Tag Archives: law

Active Defense/Hack Back and “Complete Ignorance”

I recently read a post about “Active Defense” or as some call it, hack back. I won’t reveal the author or the title so as not to disparage anyone. Certainly this topic is very sexy right now and many like to write about it, but most of articles I have seen constitute fear mongering with comments not based in fact or even sound theory, but ignorance of the topic, the laws, and the technology and appear to be an attempt to sensationalize the topic.

Yes, there is a problem. Yes, companies are suffering. Some of the companies have a legitimate complaint. They have done all they can and the government has tied their hands by saying things like, “if you hack back you are no different than the hackers.” A lot of companies, though, have no right to complain because their security really sucks, is like Swiss cheese and they are not willing to spend the money to fix it.

The blog I read recently quoted a former DoJ attorney who stated that it is illegal to go outside of your network and hack back at your attacker. In the next paragraph the writer quotes a so-called security expert who says his company has the capability to determine who attackers are and collect intelligence on them, and this is not illegal but good practice. The expert provides the usual, “do not try this at home,” warning. I will leave it to you to decide whether this warning is good advice or simply self-serving.

So here’s my problem: These quotes claim on one hand it is illegal to attack your attacker but on the other hand not to take the steps necessary to determine who your attacker is? If determining who attackers are was really that easy and clearly lawful everyone would be doing it. Most would admit the greatest challenge with cyber crime is determining who the attacker is, e.g. Attribution. One of the great claims by those who believe “Active Defense” is illegal and immoral is that attribution is extremely difficult and if you can’t determine attribution then you may be, “attacking an innocent victim.”

As a side note to the above comment, and as I have said in previous blogs, if someone has been compromised and their server is being used to attack my company, that person is NOT innocent. A victim like me, yes, but innocent, no. If I have to disrupt his server to protect my company then so be it. Chances are that server owner does not want the other hundreds or thousands of companies who are victims of his server attacks to know that he is the patsy attacking them due to his crappy security

So, I would kindly ask those who like to write about “Active Defense” to please do some research, think the process through, stop confusing the issue and stop writing fear mongering comments like, “you might start a war with China.”

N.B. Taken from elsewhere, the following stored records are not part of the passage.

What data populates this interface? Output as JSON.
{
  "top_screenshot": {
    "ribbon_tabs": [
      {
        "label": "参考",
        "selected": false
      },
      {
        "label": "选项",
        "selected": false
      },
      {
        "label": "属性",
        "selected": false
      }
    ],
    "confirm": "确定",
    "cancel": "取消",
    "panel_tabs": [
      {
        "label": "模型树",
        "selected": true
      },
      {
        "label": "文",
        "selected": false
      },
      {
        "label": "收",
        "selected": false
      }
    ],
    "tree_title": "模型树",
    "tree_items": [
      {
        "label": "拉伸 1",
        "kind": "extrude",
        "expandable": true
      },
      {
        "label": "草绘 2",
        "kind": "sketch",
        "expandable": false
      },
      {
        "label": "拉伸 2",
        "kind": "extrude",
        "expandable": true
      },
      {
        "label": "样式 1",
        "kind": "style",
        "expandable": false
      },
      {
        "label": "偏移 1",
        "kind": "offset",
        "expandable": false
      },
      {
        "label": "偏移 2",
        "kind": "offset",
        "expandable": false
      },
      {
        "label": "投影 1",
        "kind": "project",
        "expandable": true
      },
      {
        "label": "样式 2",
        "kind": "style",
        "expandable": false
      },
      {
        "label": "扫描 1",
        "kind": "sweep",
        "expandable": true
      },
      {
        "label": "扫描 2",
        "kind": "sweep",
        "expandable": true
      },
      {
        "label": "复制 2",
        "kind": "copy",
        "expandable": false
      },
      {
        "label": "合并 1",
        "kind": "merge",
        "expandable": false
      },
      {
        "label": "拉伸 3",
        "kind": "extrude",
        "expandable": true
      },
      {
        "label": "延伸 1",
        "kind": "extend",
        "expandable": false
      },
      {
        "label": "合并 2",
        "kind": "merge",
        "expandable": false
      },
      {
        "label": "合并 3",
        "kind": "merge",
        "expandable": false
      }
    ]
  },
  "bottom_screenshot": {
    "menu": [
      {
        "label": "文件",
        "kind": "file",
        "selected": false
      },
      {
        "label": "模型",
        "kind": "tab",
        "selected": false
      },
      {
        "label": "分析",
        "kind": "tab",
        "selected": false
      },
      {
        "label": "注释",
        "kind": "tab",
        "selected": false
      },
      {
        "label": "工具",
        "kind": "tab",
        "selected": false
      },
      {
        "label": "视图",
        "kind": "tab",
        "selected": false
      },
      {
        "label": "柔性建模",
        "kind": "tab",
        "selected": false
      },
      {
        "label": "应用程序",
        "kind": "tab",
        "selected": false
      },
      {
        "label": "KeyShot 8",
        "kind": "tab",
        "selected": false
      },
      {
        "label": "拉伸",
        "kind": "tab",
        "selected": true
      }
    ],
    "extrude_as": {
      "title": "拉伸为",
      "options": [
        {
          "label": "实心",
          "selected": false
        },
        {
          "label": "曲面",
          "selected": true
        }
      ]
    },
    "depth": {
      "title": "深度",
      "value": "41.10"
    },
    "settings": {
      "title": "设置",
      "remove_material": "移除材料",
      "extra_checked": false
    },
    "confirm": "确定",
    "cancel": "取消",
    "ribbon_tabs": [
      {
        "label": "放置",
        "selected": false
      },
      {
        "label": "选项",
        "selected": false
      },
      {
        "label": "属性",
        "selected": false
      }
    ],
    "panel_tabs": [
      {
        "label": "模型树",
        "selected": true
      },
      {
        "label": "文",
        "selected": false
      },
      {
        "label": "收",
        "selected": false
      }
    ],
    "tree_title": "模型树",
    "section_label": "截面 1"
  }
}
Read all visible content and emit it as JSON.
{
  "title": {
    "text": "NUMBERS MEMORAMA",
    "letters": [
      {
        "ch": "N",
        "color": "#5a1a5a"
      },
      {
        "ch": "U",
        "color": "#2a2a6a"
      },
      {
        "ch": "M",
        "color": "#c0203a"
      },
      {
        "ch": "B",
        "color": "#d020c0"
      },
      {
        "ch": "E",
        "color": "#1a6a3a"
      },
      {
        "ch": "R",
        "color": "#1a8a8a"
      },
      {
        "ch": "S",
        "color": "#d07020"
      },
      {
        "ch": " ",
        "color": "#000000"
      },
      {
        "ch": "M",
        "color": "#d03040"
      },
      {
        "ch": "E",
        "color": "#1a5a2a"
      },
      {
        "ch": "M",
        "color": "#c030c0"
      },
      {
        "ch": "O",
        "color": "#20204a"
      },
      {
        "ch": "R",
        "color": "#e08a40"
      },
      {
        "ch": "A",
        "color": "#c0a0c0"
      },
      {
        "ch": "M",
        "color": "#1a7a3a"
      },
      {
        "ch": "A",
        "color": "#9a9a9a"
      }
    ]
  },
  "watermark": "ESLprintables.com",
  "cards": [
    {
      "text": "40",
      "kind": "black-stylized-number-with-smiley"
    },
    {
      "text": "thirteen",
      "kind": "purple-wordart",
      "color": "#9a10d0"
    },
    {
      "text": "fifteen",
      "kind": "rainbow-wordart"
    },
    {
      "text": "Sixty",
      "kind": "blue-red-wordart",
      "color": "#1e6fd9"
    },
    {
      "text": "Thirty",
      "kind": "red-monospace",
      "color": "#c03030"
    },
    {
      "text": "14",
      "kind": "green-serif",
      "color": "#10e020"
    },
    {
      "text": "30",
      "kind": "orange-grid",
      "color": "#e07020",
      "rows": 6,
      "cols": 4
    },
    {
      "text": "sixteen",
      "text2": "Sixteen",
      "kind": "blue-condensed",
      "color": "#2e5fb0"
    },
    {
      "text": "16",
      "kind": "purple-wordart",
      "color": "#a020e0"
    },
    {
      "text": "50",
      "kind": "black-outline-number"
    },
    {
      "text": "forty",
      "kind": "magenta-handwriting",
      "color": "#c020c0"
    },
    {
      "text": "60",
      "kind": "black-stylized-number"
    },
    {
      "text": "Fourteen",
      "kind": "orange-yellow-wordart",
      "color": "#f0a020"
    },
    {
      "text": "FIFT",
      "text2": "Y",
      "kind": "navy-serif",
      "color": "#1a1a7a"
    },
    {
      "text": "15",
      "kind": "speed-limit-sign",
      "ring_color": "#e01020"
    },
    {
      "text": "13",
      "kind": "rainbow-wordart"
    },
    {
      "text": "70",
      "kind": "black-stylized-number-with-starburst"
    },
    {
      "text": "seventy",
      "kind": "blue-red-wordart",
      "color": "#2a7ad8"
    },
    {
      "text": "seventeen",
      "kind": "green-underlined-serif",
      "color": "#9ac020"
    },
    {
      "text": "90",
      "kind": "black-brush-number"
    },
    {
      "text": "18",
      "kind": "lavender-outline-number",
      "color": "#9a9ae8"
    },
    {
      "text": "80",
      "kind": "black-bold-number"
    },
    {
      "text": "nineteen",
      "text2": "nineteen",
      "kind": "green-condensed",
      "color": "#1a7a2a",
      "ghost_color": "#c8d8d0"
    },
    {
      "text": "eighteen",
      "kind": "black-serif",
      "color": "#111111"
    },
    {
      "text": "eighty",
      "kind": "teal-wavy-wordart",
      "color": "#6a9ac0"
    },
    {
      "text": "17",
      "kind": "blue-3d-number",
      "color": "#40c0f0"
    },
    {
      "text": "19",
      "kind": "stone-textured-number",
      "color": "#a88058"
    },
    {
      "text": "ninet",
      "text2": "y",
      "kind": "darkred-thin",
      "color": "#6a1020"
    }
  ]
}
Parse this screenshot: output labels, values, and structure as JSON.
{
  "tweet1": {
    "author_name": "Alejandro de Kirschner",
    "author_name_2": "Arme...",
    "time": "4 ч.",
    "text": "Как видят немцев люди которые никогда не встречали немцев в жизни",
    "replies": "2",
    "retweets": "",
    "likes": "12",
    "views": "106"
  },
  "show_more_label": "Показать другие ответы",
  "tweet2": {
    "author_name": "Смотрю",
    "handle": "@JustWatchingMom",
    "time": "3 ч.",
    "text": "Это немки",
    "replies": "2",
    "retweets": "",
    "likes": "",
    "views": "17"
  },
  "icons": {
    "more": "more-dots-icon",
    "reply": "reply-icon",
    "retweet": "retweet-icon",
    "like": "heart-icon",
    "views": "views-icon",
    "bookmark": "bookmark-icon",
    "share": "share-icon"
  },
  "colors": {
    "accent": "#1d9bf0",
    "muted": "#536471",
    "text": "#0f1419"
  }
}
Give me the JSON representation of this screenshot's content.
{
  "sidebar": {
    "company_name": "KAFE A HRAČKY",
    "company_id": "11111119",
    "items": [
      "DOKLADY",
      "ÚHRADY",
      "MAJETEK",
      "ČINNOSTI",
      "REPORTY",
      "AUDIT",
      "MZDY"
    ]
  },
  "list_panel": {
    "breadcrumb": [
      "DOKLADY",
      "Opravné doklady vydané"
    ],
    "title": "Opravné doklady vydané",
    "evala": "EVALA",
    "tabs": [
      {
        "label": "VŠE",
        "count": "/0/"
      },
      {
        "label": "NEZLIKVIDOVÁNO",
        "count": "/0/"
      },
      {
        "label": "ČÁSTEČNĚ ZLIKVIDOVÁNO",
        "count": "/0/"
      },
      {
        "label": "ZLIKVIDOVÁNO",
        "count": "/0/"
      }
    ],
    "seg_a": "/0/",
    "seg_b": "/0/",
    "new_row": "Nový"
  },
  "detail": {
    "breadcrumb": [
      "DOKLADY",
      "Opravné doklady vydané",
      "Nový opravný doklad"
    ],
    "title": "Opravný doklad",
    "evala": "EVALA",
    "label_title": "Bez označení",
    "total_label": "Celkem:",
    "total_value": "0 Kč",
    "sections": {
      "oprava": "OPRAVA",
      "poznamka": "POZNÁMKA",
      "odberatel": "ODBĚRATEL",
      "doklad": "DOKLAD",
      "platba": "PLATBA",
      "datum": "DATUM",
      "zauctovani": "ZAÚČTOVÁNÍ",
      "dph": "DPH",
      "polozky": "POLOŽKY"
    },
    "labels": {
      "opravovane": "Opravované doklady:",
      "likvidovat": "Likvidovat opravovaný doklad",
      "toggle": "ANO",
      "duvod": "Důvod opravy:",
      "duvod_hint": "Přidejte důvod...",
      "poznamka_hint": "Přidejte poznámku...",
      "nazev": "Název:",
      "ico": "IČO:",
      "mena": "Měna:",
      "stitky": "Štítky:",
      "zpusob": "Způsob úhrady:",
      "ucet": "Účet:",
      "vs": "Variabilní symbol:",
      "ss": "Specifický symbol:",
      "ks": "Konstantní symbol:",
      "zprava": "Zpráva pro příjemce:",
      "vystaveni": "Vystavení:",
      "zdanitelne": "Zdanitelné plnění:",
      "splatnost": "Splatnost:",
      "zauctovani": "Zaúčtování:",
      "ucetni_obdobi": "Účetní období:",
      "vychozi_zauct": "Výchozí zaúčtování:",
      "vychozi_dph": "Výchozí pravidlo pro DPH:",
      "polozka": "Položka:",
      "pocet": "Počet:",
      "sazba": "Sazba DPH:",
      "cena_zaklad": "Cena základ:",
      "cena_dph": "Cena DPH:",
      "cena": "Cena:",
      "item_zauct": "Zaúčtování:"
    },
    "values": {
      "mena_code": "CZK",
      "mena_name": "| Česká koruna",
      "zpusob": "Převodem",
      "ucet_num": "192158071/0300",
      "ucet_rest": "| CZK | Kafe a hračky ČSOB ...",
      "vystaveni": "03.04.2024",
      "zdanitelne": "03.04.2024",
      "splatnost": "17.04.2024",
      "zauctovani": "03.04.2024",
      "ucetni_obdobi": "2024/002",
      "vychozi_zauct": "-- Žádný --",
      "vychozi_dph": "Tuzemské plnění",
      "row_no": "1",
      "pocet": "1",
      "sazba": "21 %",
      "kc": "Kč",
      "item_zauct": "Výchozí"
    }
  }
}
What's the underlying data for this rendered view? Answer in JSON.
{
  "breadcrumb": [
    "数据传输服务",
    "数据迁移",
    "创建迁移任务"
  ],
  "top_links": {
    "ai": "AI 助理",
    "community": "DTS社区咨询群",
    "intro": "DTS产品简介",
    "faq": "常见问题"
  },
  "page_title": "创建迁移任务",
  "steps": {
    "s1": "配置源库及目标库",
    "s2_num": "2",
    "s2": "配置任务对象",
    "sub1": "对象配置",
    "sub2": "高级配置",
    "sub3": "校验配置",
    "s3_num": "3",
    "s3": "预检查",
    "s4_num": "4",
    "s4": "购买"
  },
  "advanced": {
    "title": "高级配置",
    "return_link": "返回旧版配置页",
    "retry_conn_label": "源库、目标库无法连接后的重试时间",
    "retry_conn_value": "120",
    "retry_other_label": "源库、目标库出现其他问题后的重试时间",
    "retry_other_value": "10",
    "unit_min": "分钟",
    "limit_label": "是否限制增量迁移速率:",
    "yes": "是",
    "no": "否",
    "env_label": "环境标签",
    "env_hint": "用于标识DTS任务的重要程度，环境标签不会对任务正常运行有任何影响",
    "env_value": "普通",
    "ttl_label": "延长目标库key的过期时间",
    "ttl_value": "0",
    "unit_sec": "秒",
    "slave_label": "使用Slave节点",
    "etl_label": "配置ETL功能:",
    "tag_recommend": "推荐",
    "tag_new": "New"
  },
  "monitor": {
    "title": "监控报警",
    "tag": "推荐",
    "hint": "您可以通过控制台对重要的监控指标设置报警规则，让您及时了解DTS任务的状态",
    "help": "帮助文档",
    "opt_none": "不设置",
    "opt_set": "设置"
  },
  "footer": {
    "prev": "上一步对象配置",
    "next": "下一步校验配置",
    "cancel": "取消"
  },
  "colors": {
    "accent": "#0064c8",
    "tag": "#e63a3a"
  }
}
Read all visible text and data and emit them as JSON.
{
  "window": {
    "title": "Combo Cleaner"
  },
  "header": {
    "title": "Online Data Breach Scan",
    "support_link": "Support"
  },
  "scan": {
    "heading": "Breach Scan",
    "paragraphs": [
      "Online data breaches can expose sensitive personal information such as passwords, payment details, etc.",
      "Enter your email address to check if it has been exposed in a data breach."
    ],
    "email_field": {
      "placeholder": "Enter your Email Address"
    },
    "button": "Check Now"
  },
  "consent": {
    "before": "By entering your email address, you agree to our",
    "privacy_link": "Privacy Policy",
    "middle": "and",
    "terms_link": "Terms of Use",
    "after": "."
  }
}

Courts and Lawyers: Gauging the Level of Technical Knowledge

Like many people, I make a lot of assumptions.  Lately, I have made a lot of assumptions about people’s level of knowledge when it comes to cyber security and technology.  This is likely due to my background and training.  If you work in the IT or cyber security or related areas chances are you also make a lot of these assumptions as well.

Recently I learned that the level of knowledge regarding cyber security and technology amongst the legal profession is not as high as I had assumed.  This is not a knock on my colleagues in the law profession, but my failure to avoid making assumptions.  For instance, when emails are offered into evidence their authenticity must be established, but does this include whether the email address is genuine and was not spoofed, the content is original and was not altered, the date and time was not altered, the location of where the mail was accessed if webmail; how webmail works, where the servers are located, the meta data of messages, etc.  Example: if one party offers emails to prove a point about their opponent and the offering party had not been given access to the email account, the question should be raised as to where the emails came from and whether they constitute evidence of a crime; e.g. was the email account hacked?

This is not unique to email but would apply to social media accounts as well.  Many people today do not realize how easy it is to fake, alter and manipulate Online or E-accounts.  Certainly the legal profession must be provided the training and information to know the right questions to ask regarding the authenticity of evidence.